From German philosopher, cultural critic, poet, composer, and Latin and Greek scholar Friedrich Wilhelm Nietzsche:
Eveything that is ponderous, vicious and pompously clumsy, all long-winded and wearying kinds of style, are developed in great variety among Germans.
There is something to Mr. Nietzsche’s condemnation of his countrymen. The Germans have long complained about the harsh terms imposed on them in the Treaty of Versailles after WWI. The complaint is valid. John Maynard Keynes savaged the treaty and predicted another war in The Economic Consequences of the Peace. The burdens of debt and financial reparations contributed to German hyperinflation and the severity of the Great Depression in Germany. Economic hardship was in part, but only part, responsible for the rise of Hitler.
One of the lesser known WWII depredations of Hitler and the German Army came after the Germans overcame fierce Greece resistance and occupied the country from 1941 through 1944. The Germans took everything of value that wasn’t nailed down, including food.

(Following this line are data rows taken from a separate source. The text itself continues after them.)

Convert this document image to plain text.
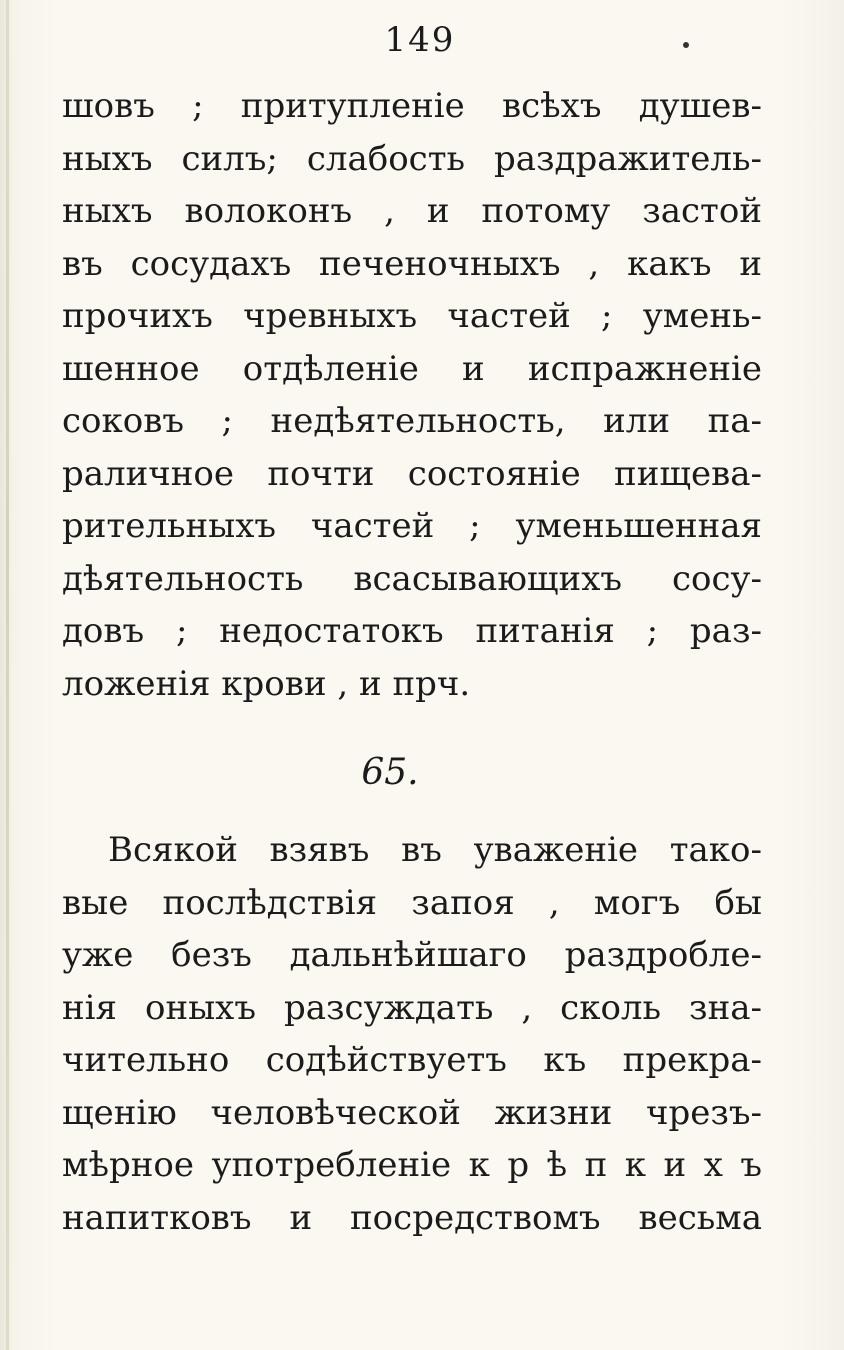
149
шовъ ; притупленіе всѣхъ душев-
ныхъ силъ; слабость раздражитель-
ныхъ волоконъ , и потому застой
въ сосудахъ печеночныхъ , какъ и
прочихъ чревныхъ частей ; умень-
шенное отдѣленіе и испражненіе
соковъ ; недѣятельность, или па-
раличное почти состояніе пищева-
рительныхъ частей ; уменьшенная
дѣятельность всасывающихъ сосу-
довъ ; недостатокъ питанія ; раз-
ложенія крови , и прч.
65.
Всякой взявъ въ уваженіе тако-
вые послѣдствія запоя , могъ бы
уже безъ дальнѣйшаго раздробле-
нія оныхъ разсуждать , сколь зна-
чительно содѣйствуетъ къ прекра-
щенію человѣческой жизни чрезъ-
мѣрное употребленіе к р ѣ п к и х ъ
напитковъ и посредствомъ весьма
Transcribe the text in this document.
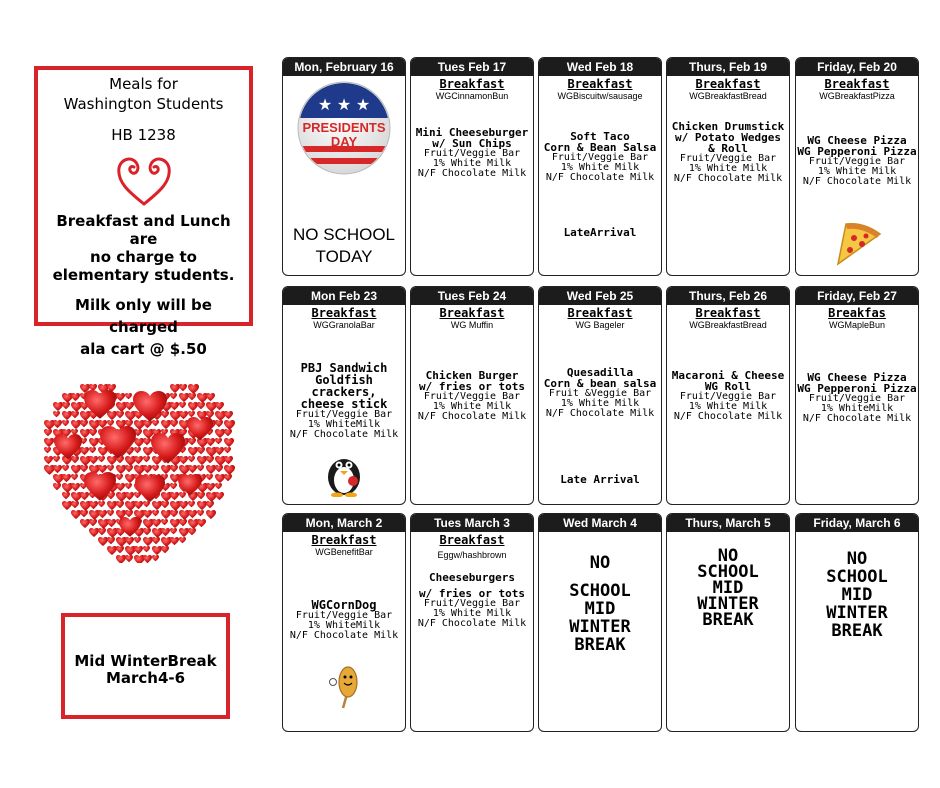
Meals for
Washington Students
HB 1238
Breakfast and Lunch are
no charge to
elementary students.
Milk only will be charged
ala cart @ $.50
Mid WinterBreak
March4-6
Mon, February 16
★ ★ ★
PRESIDENTS
DAY
NO SCHOOL
TODAY
Tues Feb 17
Breakfast
WGCinnamonBun
Mini Cheeseburger
w/ Sun Chips
Fruit/Veggie Bar
1% White Milk
N/F Chocolate Milk
Wed Feb 18
Breakfast
WGBiscuitw/sausage
Soft Taco
Corn & Bean Salsa
Fruit/Veggie Bar
1% White Milk
N/F Chocolate Milk
LateArrival
Thurs, Feb 19
Breakfast
WGBreakfastBread
Chicken Drumstick
w/ Potato Wedges
& Roll
Fruit/Veggie Bar
1% White Milk
N/F Chocolate Milk
Friday, Feb 20
Breakfast
WGBreakfastPizza
WG Cheese Pizza
WG Pepperoni Pizza
Fruit/Veggie Bar
1% White Milk
N/F Chocolate Milk
Mon Feb 23
Breakfast
WGGranolaBar
PBJ Sandwich
Goldfish crackers,
cheese stick
Fruit/Veggie Bar
1% WhiteMilk
N/F Chocolate Milk
Tues Feb 24
Breakfast
WG Muffin
Chicken Burger
w/ fries or tots
Fruit/Veggie Bar
1% White Milk
N/F Chocolate Milk
Wed Feb 25
Breakfast
WG Bageler
Quesadilla
Corn & bean salsa
Fruit &Veggie Bar
1% White Milk
N/F Chocolate Milk
Late Arrival
Thurs, Feb 26
Breakfast
WGBreakfastBread
Macaroni & Cheese
WG Roll
Fruit/Veggie Bar
1% White Milk
N/F Chocolate Milk
Friday, Feb 27
Breakfas
WGMapleBun
WG Cheese Pizza
WG Pepperoni Pizza
Fruit/Veggie Bar
1% WhiteMilk
N/F Chocolate Milk
Mon, March 2
Breakfast
WGBenefitBar
WGCornDog
Fruit/Veggie Bar
1% WhiteMilk
N/F Chocolate Milk
Tues March 3
Breakfast
Eggw/hashbrown
Cheeseburgers
w/ fries or tots
Fruit/Veggie Bar
1% White Milk
N/F Chocolate Milk
Wed March 4
NO
SCHOOL
MID
WINTER
BREAK
Thurs, March 5
NO
SCHOOL
MID
WINTER
BREAK
Friday, March 6
NO
SCHOOL
MID
WINTER
BREAK
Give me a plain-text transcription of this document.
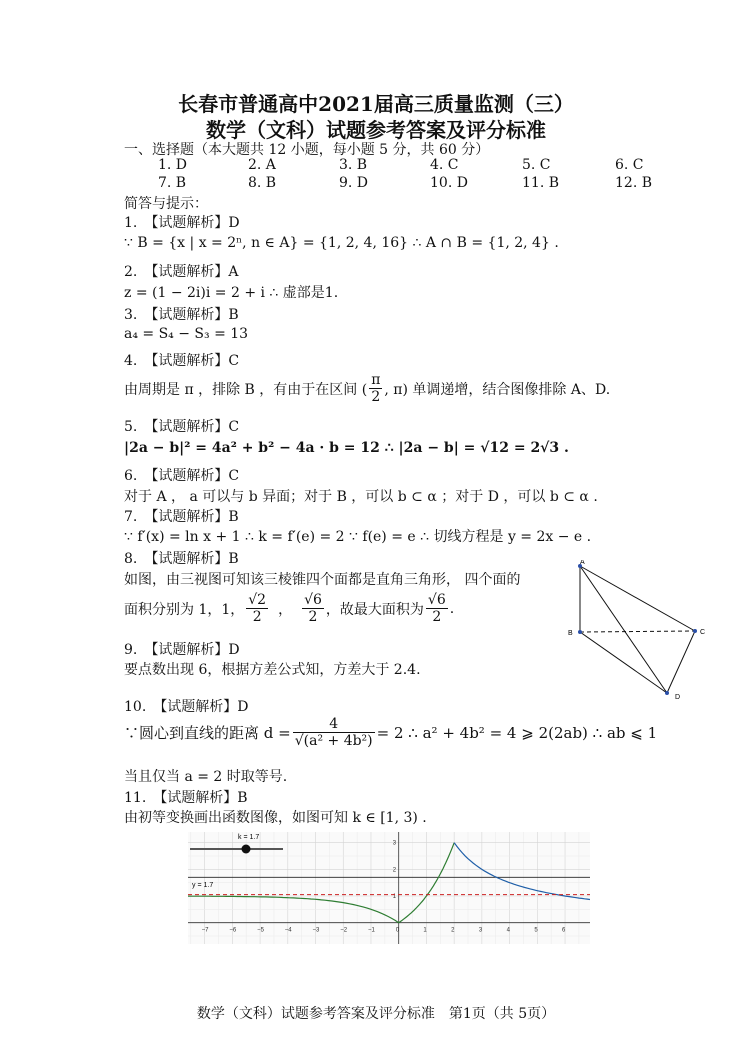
长春市普通高中2021届高三质量监测（三）
数学（文科）试题参考答案及评分标准
一、选择题（本大题共 12 小题，每小题 5 分，共 60 分）
1. D	2. A	3. B	4. C	5. C	6. C
7. B	8. B	9. D	10. D	11. B	12. B
简答与提示：
1.　【试题解析】D
∵ B = {x | x = 2ⁿ, n ∈ A} = {1, 2, 4, 16} ∴ A ∩ B = {1, 2, 4} .
2.　【试题解析】A
z = (1 − 2i)i = 2 + i ∴ 虚部是1.
3.　【试题解析】B
a₄ = S₄ − S₃ = 13
4.　【试题解析】C
由周期是 π ，排除 B ，有由于在区间 ( $\frac{\pi}{2}$ , π) 单调递增，结合图像排除 A、D.
5.　【试题解析】C
|2a − b|² = 4a² + b² − 4a · b = 12 ∴ |2a − b| = √12 = 2√3 .
6.　【试题解析】C
对于 A ， a 可以与 b 异面；对于 B ，可以 b ⊂ α ；对于 D ，可以 b ⊂ α .
7.　【试题解析】B
∵ f′(x) = ln x + 1 ∴ k = f′(e) = 2 ∵ f(e) = e ∴ 切线方程是 y = 2x − e .
8.　【试题解析】B
如图，由三视图可知该三棱锥四个面都是直角三角形， 四个面的
面积分别为 1，1， $\frac{√2}{2}$ ， $\frac{√6}{2}$ ，故最大面积为 $\frac{√6}{2}$ .
A
B	C
D
9.　【试题解析】D
要点数出现 6，根据方差公式知，方差大于 2.4.
10.　【试题解析】D
∵圆心到直线的距离 $d = \frac{4}{\text{√(a² + 4b²)}} = 2$ ∴ a² + 4b² = 4 ⩾ 2(2ab) ∴ ab ⩽ 1
当且仅当 a = 2 时取等号.
11.　【试题解析】B
由初等变换画出函数图像，如图可知 k ∈ [1, 3) .
−7	−6	−5	−4	−3	−2	−1	0	1	2	3	4	5	6
3
2
1
k = 1.7
y = 1.7
数学（文科）试题参考答案及评分标准　第1页（共 5页）
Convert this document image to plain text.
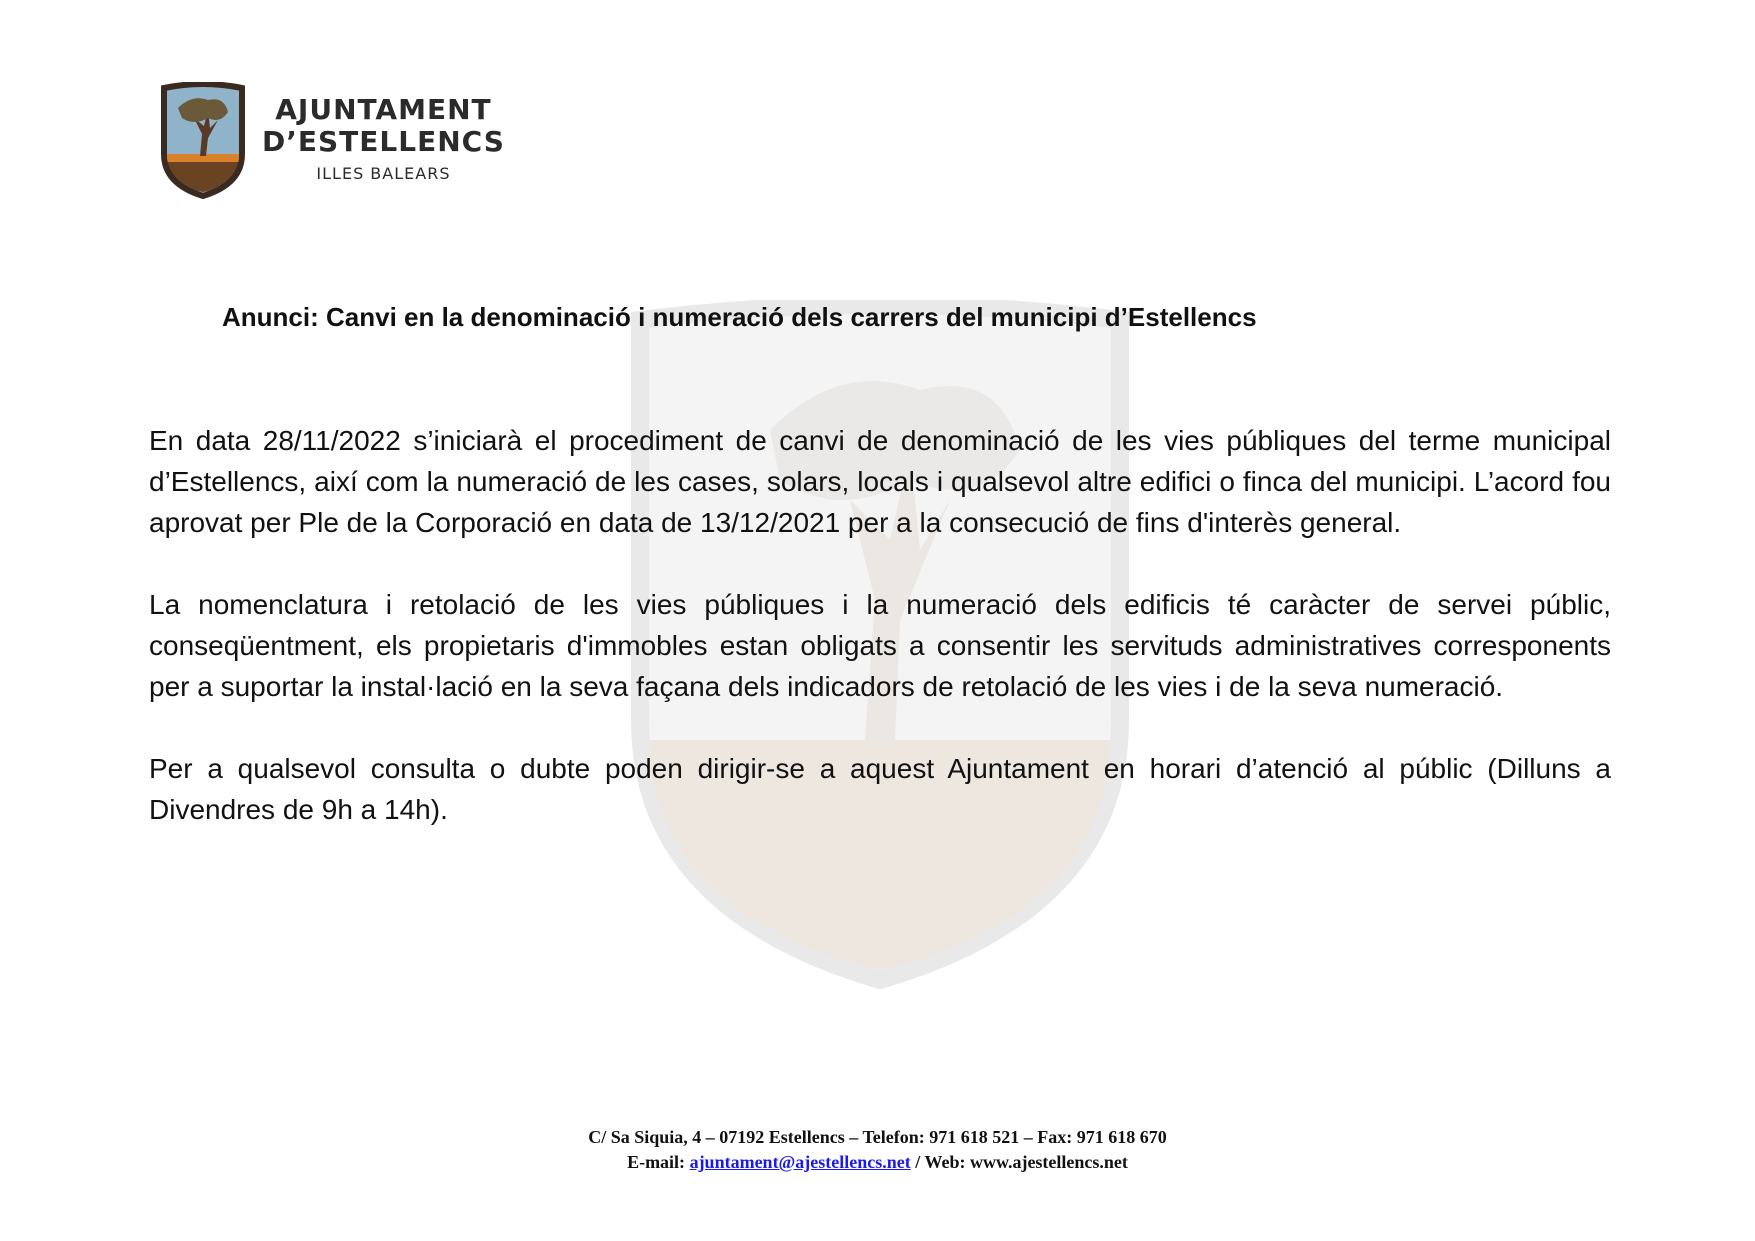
AJUNTAMENT
D’ESTELLENCS
ILLES BALEARS
Anunci: Canvi en la denominació i numeració dels carrers del municipi d’Estellencs

En data 28/11/2022 s’iniciarà el procediment de canvi de denominació de les vies públiques del terme municipal d’Estellencs, així com la numeració de les cases, solars, locals i qualsevol altre edifici o finca del municipi. L’acord fou aprovat per Ple de la Corporació en data de 13/12/2021 per a la consecució de fins d'interès general.

La nomenclatura i retolació de les vies públiques i la numeració dels edificis té caràcter de servei públic, conseqüentment, els propietaris d'immobles estan obligats a consentir les servituds administratives corresponents per a suportar la instal·lació en la seva façana dels indicadors de retolació de les vies i de la seva numeració.

Per a qualsevol consulta o dubte poden dirigir-se a aquest Ajuntament en horari d’atenció al públic (Dilluns a Divendres de 9h a 14h).

C/ Sa Siquia, 4 – 07192 Estellencs – Telefon: 971 618 521 – Fax: 971 618 670
E-mail: ajuntament@ajestellencs.net / Web: www.ajestellencs.net
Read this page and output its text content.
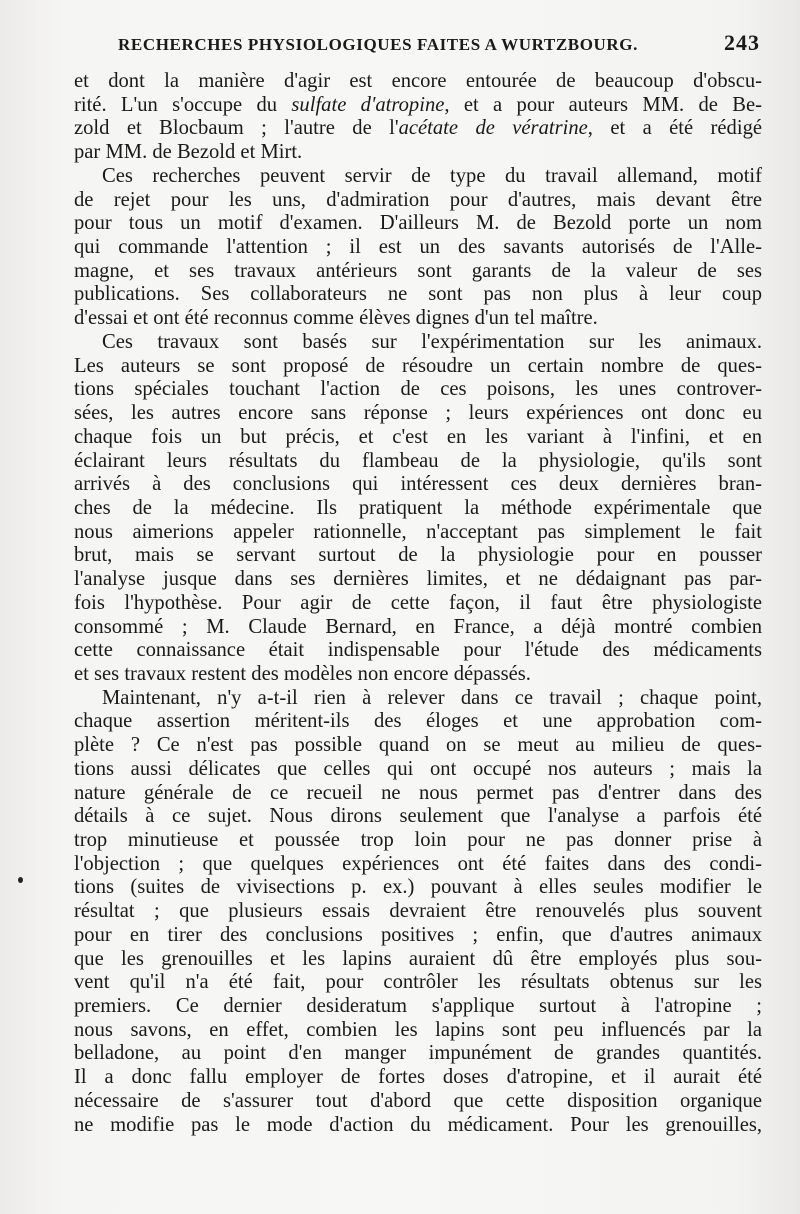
RECHERCHES PHYSIOLOGIQUES FAITES A WURTZBOURG.	243
et dont la manière d'agir est encore entourée de beaucoup d'obscu-
rité. L'un s'occupe du sulfate d'atropine, et a pour auteurs MM. de Be-
zold et Blocbaum ; l'autre de l'acétate de vératrine, et a été rédigé
par MM. de Bezold et Mirt.
Ces recherches peuvent servir de type du travail allemand, motif
de rejet pour les uns, d'admiration pour d'autres, mais devant être
pour tous un motif d'examen. D'ailleurs M. de Bezold porte un nom
qui commande l'attention ; il est un des savants autorisés de l'Alle-
magne, et ses travaux antérieurs sont garants de la valeur de ses
publications. Ses collaborateurs ne sont pas non plus à leur coup
d'essai et ont été reconnus comme élèves dignes d'un tel maître.
Ces travaux sont basés sur l'expérimentation sur les animaux.
Les auteurs se sont proposé de résoudre un certain nombre de ques-
tions spéciales touchant l'action de ces poisons, les unes controver-
sées, les autres encore sans réponse ; leurs expériences ont donc eu
chaque fois un but précis, et c'est en les variant à l'infini, et en
éclairant leurs résultats du flambeau de la physiologie, qu'ils sont
arrivés à des conclusions qui intéressent ces deux dernières bran-
ches de la médecine. Ils pratiquent la méthode expérimentale que
nous aimerions appeler rationnelle, n'acceptant pas simplement le fait
brut, mais se servant surtout de la physiologie pour en pousser
l'analyse jusque dans ses dernières limites, et ne dédaignant pas par-
fois l'hypothèse. Pour agir de cette façon, il faut être physiologiste
consommé ; M. Claude Bernard, en France, a déjà montré combien
cette connaissance était indispensable pour l'étude des médicaments
et ses travaux restent des modèles non encore dépassés.
Maintenant, n'y a-t-il rien à relever dans ce travail ; chaque point,
chaque assertion méritent-ils des éloges et une approbation com-
plète ? Ce n'est pas possible quand on se meut au milieu de ques-
tions aussi délicates que celles qui ont occupé nos auteurs ; mais la
nature générale de ce recueil ne nous permet pas d'entrer dans des
détails à ce sujet. Nous dirons seulement que l'analyse a parfois été
trop minutieuse et poussée trop loin pour ne pas donner prise à
l'objection ; que quelques expériences ont été faites dans des condi-
tions (suites de vivisections p. ex.) pouvant à elles seules modifier le
résultat ; que plusieurs essais devraient être renouvelés plus souvent
pour en tirer des conclusions positives ; enfin, que d'autres animaux
que les grenouilles et les lapins auraient dû être employés plus sou-
vent qu'il n'a été fait, pour contrôler les résultats obtenus sur les
premiers. Ce dernier desideratum s'applique surtout à l'atropine ;
nous savons, en effet, combien les lapins sont peu influencés par la
belladone, au point d'en manger impunément de grandes quantités.
Il a donc fallu employer de fortes doses d'atropine, et il aurait été
nécessaire de s'assurer tout d'abord que cette disposition organique
ne modifie pas le mode d'action du médicament. Pour les grenouilles,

There was probably no deliberate plan of extermination, but between 250,000 and 300,000 Greeks died from famine. The Germans also took control of the Bank of Greece and inflicted a hyperinflation that rivalled their own hyperinflation. In 1941, a British sovereign, a gold coin weighing not quite one-quarter ounce and worth a pound sterling, was worth 1,200 drachmas. When Germany left Greece in 1944, a sovereign was worth 71 trillion drachmas.
Learning something from WWI, in 1953 German creditors granted Germany relief from war debts, reducing principal, limiting repayment to times when Germany ran a trade surplus, and limiting repayment to 3 percent of export earnings. This created an incentive for creditor nations to buy German exports, and eventually the German economy took wing and Germany repaid the entire amount of the reduced debt, including debt that only became due when Germany was reunified.
Given its own history—the Treaty of Versailles, hyperinflation and the Great Depression, the famine, ruin, and hyperinflation inflicted on Greece, and the rescheduling of its debts after WWII allowing repayment on preferential terms—a certain humility and grace was to be expected from the Germans during the Greek debt negotiations. The Treaty of Versailles was vindictive, but understandable—Allied casualties in WWII were in the millions. The Greeks haven’t killed anybody, they’ve just lived beyond their means for years. The Germans well know the destructive economic, financial, and political repercussions that can befall a country struggling under a burden of debt for which payment is impossible. The Germans also well know the potential benefits of debt forbearance.
With the ponderousness, viciousness, and pompous clumsiness Nietzsche noted, the Germans gave not one concession, and seemed to delight in brutally humiliating the Greeks. They have sent Tsipras back to Greece with his tail between his legs, where he must try to sell his people on a deal worse than the one they just rejected. The overbearing Germans do not seem to realize that by acting as they have, they stoke Greek resentment and reduce the chances that the Greeks will accept their deal. Or perhaps that is their intent, and they want to see Greece exit the Eurozone in the most humiliating and punitive way possible. For the Greeks, there is only one appropriate gesture: the middle finger. For the Germans, there is only one appropriate word: schande.